Filed under: Multi Kulti, UK — limewoody @ 7:35 am

Early yesterday afternoon, Ray Honeyford was listening with unconcealed delight to the radio commentary from the C&G Cup final at Lord’s cricket ground as the Sussex batsmen, already 68 for 5, battled to find some form. Lancashire, Mr Honeyford, noted cheerfully, were doing rather well, as he watched through the window while his wife, Angela, and a friend tended to the garden. “My wife does all the gardening,” Mr Honeyford says, “partly because I’m too lazy, partly because she doesn’t want my help.” He motions towards the potted flowers that sit on the polished table in the centre of his living room. He says he cannot name them, this by way of proving his horticultural ignorance.

The plants are Angela’s, as are the prints of the Cezanne paintings and the black and white family pictures that line the walls of the living room of their modest house in Bury, Manchester. There are some framed medals of Mr Honeyford’s uncle, a “Manchester lad like me”, who was killed in the First World War, but nothing that reflects his own career as a teacher. No qualifications behind glass to recall the achievements of the boy from the large impoverished family who had initially failed his 11-plus, but nevertheless managed to become a Bachelor of Arts by correspondence and then a Master of Arts.

  Ray Honeyford
Ray Honeyford was vilified for his views

There are no photographs of him pictured with his students. But that was all a long time ago now. Mr Honeyford, 72, “retired” more than 20 years ago as the headmaster of a school in Bradford.

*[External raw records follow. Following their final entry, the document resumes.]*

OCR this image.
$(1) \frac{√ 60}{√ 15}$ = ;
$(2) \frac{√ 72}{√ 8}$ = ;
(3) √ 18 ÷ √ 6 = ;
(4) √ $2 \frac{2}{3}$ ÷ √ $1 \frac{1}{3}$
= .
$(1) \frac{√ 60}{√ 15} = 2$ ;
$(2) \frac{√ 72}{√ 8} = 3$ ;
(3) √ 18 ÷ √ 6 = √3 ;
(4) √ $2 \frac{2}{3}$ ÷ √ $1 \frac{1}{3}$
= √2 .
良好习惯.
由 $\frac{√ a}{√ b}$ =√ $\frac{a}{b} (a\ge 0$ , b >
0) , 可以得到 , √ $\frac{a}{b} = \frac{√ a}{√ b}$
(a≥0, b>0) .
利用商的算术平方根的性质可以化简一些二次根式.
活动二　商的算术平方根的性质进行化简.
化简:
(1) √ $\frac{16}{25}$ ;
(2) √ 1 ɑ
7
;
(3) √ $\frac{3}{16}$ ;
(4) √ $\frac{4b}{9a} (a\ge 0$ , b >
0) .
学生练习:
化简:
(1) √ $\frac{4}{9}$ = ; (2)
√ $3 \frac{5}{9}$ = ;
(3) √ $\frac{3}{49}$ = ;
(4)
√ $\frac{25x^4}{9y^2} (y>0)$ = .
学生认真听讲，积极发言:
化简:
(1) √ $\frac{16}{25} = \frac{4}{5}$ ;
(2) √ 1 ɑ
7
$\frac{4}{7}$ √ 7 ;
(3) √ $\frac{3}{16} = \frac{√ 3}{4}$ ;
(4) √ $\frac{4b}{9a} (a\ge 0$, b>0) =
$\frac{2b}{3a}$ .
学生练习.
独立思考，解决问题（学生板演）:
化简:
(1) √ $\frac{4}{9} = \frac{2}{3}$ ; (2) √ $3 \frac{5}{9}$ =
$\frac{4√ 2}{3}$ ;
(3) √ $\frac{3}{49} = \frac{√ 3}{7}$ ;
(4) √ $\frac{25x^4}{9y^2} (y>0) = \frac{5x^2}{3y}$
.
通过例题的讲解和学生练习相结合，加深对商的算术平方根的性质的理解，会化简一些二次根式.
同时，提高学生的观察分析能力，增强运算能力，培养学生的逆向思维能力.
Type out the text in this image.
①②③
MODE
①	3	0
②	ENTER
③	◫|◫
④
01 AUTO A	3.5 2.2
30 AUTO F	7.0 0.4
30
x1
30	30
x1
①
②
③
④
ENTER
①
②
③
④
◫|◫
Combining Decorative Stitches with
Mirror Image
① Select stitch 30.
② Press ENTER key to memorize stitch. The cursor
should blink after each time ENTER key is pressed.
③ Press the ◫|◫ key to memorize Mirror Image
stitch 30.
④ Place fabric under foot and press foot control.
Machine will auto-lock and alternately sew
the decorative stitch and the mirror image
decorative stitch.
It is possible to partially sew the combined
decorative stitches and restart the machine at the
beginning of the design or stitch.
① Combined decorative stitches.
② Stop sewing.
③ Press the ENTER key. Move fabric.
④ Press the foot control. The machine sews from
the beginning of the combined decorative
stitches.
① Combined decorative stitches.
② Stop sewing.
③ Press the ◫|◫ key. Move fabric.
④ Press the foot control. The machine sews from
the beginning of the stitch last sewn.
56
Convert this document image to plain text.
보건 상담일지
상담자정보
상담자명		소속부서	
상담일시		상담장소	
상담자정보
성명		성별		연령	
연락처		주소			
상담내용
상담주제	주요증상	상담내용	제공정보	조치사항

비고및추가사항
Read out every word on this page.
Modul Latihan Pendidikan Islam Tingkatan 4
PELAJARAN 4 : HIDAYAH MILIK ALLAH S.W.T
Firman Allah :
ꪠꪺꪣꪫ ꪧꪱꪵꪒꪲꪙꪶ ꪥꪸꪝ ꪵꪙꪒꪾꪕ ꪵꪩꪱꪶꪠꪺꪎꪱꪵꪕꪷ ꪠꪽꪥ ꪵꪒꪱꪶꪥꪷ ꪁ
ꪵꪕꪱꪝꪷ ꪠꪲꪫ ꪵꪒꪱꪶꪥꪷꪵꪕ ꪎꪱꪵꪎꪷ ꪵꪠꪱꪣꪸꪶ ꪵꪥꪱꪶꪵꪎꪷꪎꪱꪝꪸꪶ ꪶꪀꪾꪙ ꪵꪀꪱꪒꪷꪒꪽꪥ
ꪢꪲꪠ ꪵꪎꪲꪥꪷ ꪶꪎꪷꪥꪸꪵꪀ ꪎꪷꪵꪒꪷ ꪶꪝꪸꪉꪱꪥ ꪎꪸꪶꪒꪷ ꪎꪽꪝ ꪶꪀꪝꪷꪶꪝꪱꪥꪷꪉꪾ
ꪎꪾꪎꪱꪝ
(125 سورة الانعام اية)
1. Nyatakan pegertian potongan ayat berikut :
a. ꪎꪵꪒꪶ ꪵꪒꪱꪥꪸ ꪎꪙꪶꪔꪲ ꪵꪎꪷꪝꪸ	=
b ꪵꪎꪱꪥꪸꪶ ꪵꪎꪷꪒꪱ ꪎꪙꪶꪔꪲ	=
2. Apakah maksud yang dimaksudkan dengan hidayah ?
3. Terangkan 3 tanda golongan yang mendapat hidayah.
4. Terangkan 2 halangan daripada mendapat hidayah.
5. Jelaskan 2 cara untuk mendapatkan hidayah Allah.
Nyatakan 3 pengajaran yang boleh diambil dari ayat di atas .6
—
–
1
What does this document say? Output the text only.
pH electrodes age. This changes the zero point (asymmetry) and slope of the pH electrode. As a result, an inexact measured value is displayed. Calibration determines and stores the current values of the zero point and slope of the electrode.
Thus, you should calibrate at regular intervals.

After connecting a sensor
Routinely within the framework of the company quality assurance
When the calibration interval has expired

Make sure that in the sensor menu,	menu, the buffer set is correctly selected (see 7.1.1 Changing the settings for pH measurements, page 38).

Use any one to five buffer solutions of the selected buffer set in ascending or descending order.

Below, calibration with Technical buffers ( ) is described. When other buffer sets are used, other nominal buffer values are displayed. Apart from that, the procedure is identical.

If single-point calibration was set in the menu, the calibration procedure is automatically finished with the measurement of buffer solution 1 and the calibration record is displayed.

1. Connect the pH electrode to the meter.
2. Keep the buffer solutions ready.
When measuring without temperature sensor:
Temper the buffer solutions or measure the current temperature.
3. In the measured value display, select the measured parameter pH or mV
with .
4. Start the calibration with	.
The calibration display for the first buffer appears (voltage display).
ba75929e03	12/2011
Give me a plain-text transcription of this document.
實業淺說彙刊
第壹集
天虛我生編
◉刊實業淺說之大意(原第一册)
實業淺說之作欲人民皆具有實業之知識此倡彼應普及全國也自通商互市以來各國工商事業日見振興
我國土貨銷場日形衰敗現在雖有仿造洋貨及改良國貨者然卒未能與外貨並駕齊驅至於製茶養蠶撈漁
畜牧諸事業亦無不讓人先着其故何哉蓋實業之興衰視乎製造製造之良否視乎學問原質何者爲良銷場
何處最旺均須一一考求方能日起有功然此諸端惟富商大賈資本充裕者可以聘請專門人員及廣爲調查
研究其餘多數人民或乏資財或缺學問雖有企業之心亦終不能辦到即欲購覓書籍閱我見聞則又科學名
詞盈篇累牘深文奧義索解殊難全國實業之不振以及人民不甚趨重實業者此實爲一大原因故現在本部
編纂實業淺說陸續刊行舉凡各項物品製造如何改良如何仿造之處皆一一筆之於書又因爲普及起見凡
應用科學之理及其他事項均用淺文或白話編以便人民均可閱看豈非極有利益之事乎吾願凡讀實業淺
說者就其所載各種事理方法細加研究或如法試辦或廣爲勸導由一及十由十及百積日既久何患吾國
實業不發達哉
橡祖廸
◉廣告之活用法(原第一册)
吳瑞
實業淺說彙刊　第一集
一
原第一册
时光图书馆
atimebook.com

Or, at least, that was when he was vilified by politically correct race “experts”, was sent death threats, and condemned as a racist. Eventually, he was forced to resign and never allowed to teach again.

His crime was to publish an article in The Salisbury Review in 1984 doubting whether the children in his school were best served by the connivance of the educational authorities in such practices as the withdrawal of children from school for months at a time in order to go ”home” to Pakistan, on the grounds that such practices were appropriate to the children’s native culture. In language that was sometimes maladroit, he drew attention, at a time when it was still impermissible to do so, to the dangers of ghettoes developing in British cities.